Tao Te KaChing
Workin' the cash register of the Great Tao

Linq, the Postage Stamp problem, and Me...

I had at one point been farting around with algorithms to "solve" efficiently a problem where, given a dartboard with R regions of values V0, V1, ... VR, find the set of regions with the greatest minimum sum you cannot get with N darts.  This is basically the Postage Stamp problem (see also the Coin and Knapsack problems).

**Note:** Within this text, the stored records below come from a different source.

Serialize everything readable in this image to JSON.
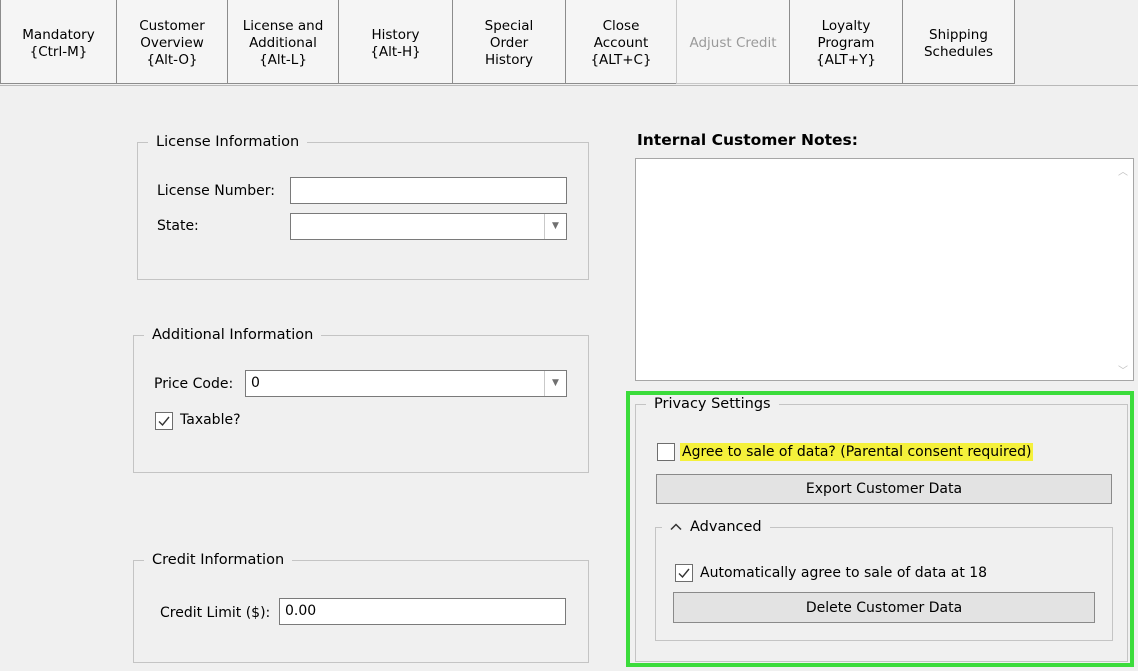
{
  "tabs": [
    {
      "label": "Mandatory\n{Ctrl-M}",
      "disabled": false
    },
    {
      "label": "Customer\nOverview\n{Alt-O}",
      "disabled": false
    },
    {
      "label": "License and\nAdditional\n{Alt-L}",
      "disabled": false
    },
    {
      "label": "History\n{Alt-H}",
      "disabled": false
    },
    {
      "label": "Special\nOrder\nHistory",
      "disabled": false
    },
    {
      "label": "Close\nAccount\n{ALT+C}",
      "disabled": false
    },
    {
      "label": "Adjust Credit",
      "disabled": true
    },
    {
      "label": "Loyalty\nProgram\n{ALT+Y}",
      "disabled": false
    },
    {
      "label": "Shipping\nSchedules",
      "disabled": false
    }
  ],
  "license": {
    "legend": "License Information",
    "number_label": "License Number:",
    "number_value": "",
    "state_label": "State:",
    "state_value": ""
  },
  "additional": {
    "legend": "Additional Information",
    "price_code_label": "Price Code:",
    "price_code_value": "0",
    "taxable_label": "Taxable?",
    "taxable_checked": true
  },
  "credit": {
    "legend": "Credit Information",
    "limit_label": "Credit Limit ($):",
    "limit_value": "0.00"
  },
  "notes": {
    "title": "Internal Customer Notes:",
    "value": ""
  },
  "privacy": {
    "legend": "Privacy Settings",
    "agree_label": "Agree to sale of data? (Parental consent required)",
    "agree_checked": false,
    "export_button": "Export Customer Data",
    "advanced_legend": "Advanced",
    "auto_agree_label": "Automatically agree to sale of data at 18",
    "auto_agree_checked": true,
    "delete_button": "Delete Customer Data"
  },
  "icons": {
    "dropdown": "chevron-down-icon",
    "collapse": "chevron-up-icon",
    "check": "checkmark-icon"
  },
  "colors": {
    "highlight_border": "#3bdc3b",
    "highlight_text_bg": "#f5f13b"
  }
}
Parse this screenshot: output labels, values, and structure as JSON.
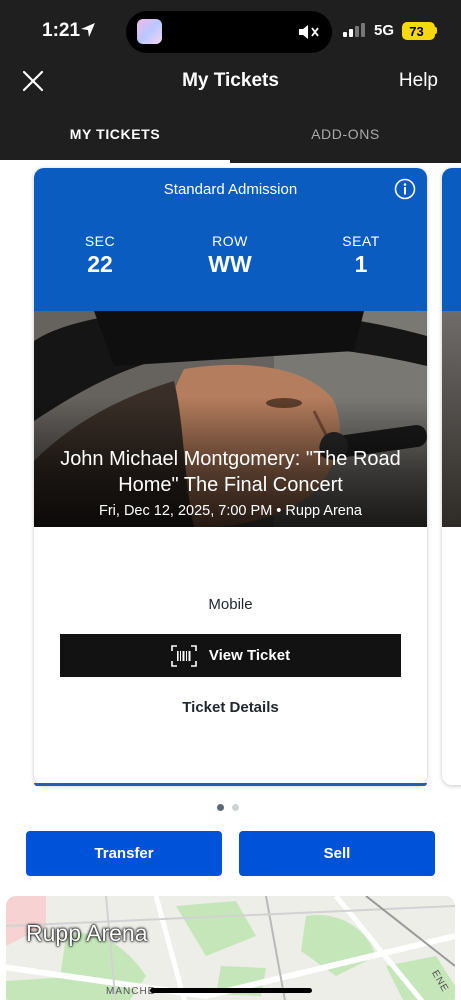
{
  "status_bar": {
    "time": "1:21",
    "network": "5G",
    "battery": "73"
  },
  "header": {
    "title": "My Tickets",
    "help_label": "Help"
  },
  "tabs": [
    {
      "label": "MY TICKETS",
      "active": true
    },
    {
      "label": "ADD-ONS",
      "active": false
    }
  ],
  "ticket": {
    "admission_type": "Standard Admission",
    "section_label": "SEC",
    "section": "22",
    "row_label": "ROW",
    "row": "WW",
    "seat_label": "SEAT",
    "seat": "1",
    "event_title": "John Michael Montgomery: \"The Road Home\" The Final Concert",
    "event_meta": "Fri, Dec 12, 2025, 7:00 PM • Rupp Arena",
    "delivery": "Mobile",
    "view_ticket_label": "View Ticket",
    "ticket_details_label": "Ticket Details"
  },
  "pagination": {
    "current": 1,
    "total": 2
  },
  "actions": {
    "transfer_label": "Transfer",
    "sell_label": "Sell"
  },
  "map": {
    "venue_name": "Rupp Arena",
    "street_1": "MANCHE",
    "street_2": "ENE"
  },
  "colors": {
    "brand_blue": "#0a5cc0",
    "button_blue": "#0052d9",
    "header_dark": "#1f1f1f",
    "battery_yellow": "#f5d90a"
  }
}
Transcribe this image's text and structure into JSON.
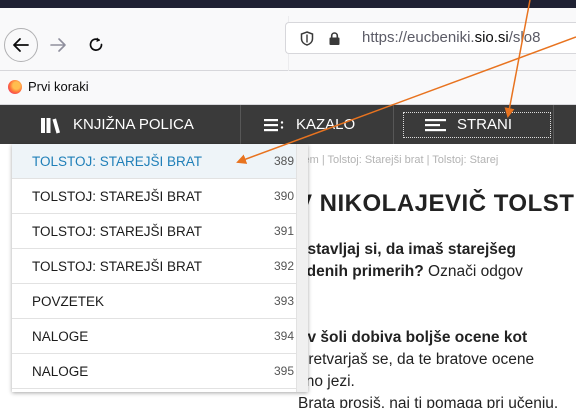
{
  "browser": {
    "url": {
      "prefix": "https://eucbeniki.",
      "domain": "sio.si",
      "suffix": "/slo8"
    },
    "bookmarks": [
      {
        "label": "Prvi koraki"
      }
    ]
  },
  "toolbar": {
    "shelf_label": "KNJIŽNA POLICA",
    "index_label": "KAZALO",
    "pages_label": "STRANI"
  },
  "dropdown": {
    "items": [
      {
        "label": "TOLSTOJ: STAREJŠI BRAT",
        "page": "389",
        "active": true
      },
      {
        "label": "TOLSTOJ: STAREJŠI BRAT",
        "page": "390"
      },
      {
        "label": "TOLSTOJ: STAREJŠI BRAT",
        "page": "391"
      },
      {
        "label": "TOLSTOJ: STAREJŠI BRAT",
        "page": "392"
      },
      {
        "label": "POVZETEK",
        "page": "393"
      },
      {
        "label": "NALOGE",
        "page": "394"
      },
      {
        "label": "NALOGE",
        "page": "395"
      }
    ]
  },
  "content": {
    "breadcrumb": "zem | Tolstoj: Starejši brat | Tolstoj: Starej",
    "heading": "V NIKOLAJEVIČ TOLST",
    "para1_line1": "dstavljaj si, da imaš starejšeg",
    "para1_line2_bold": "edenih primerih?",
    "para1_line2_rest": " Označi odgov",
    "para2_bold": "t v šoli dobiva boljše ocene kot",
    "para2_line2": "Pretvarjaš se, da te bratove ocene",
    "para2_line3": "čno jezi.",
    "para2_line4": "Brata prosiš, naj ti pomaga pri učenju."
  },
  "colors": {
    "annotation_arrow": "#e8731f",
    "active_item": "#1f7fb8",
    "toolbar_bg": "#3a3a3a"
  }
}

One of the solutions I was working on used some Linq.  A central component to the solution was to find that least sum.  So I used Linq to find all “throwable” sums (say set ST), then compare that set against a set SP of all possible sums (VR * N, assuming VR is the largest value of a values in R), to get the smallest possible.
// query 1
int best =
    (from i in all
     where
     !(from set_1 in ints
       from set_2 in ints
       from set_3 in ints
       select set_1 + set_2 + set_3).Distinct().Contains(i)
     select i).Min();

"all" in the outer query's from clause is a set of integers from 1 to the maximum region value times the number of darts (in this case 3 darts).  The from set_1, set_2, and set_3 inner query created a cartesian join of all sums of the regions of the dartboard.  The distinct list of these are compared with "all" to find the lowest sum not found in there.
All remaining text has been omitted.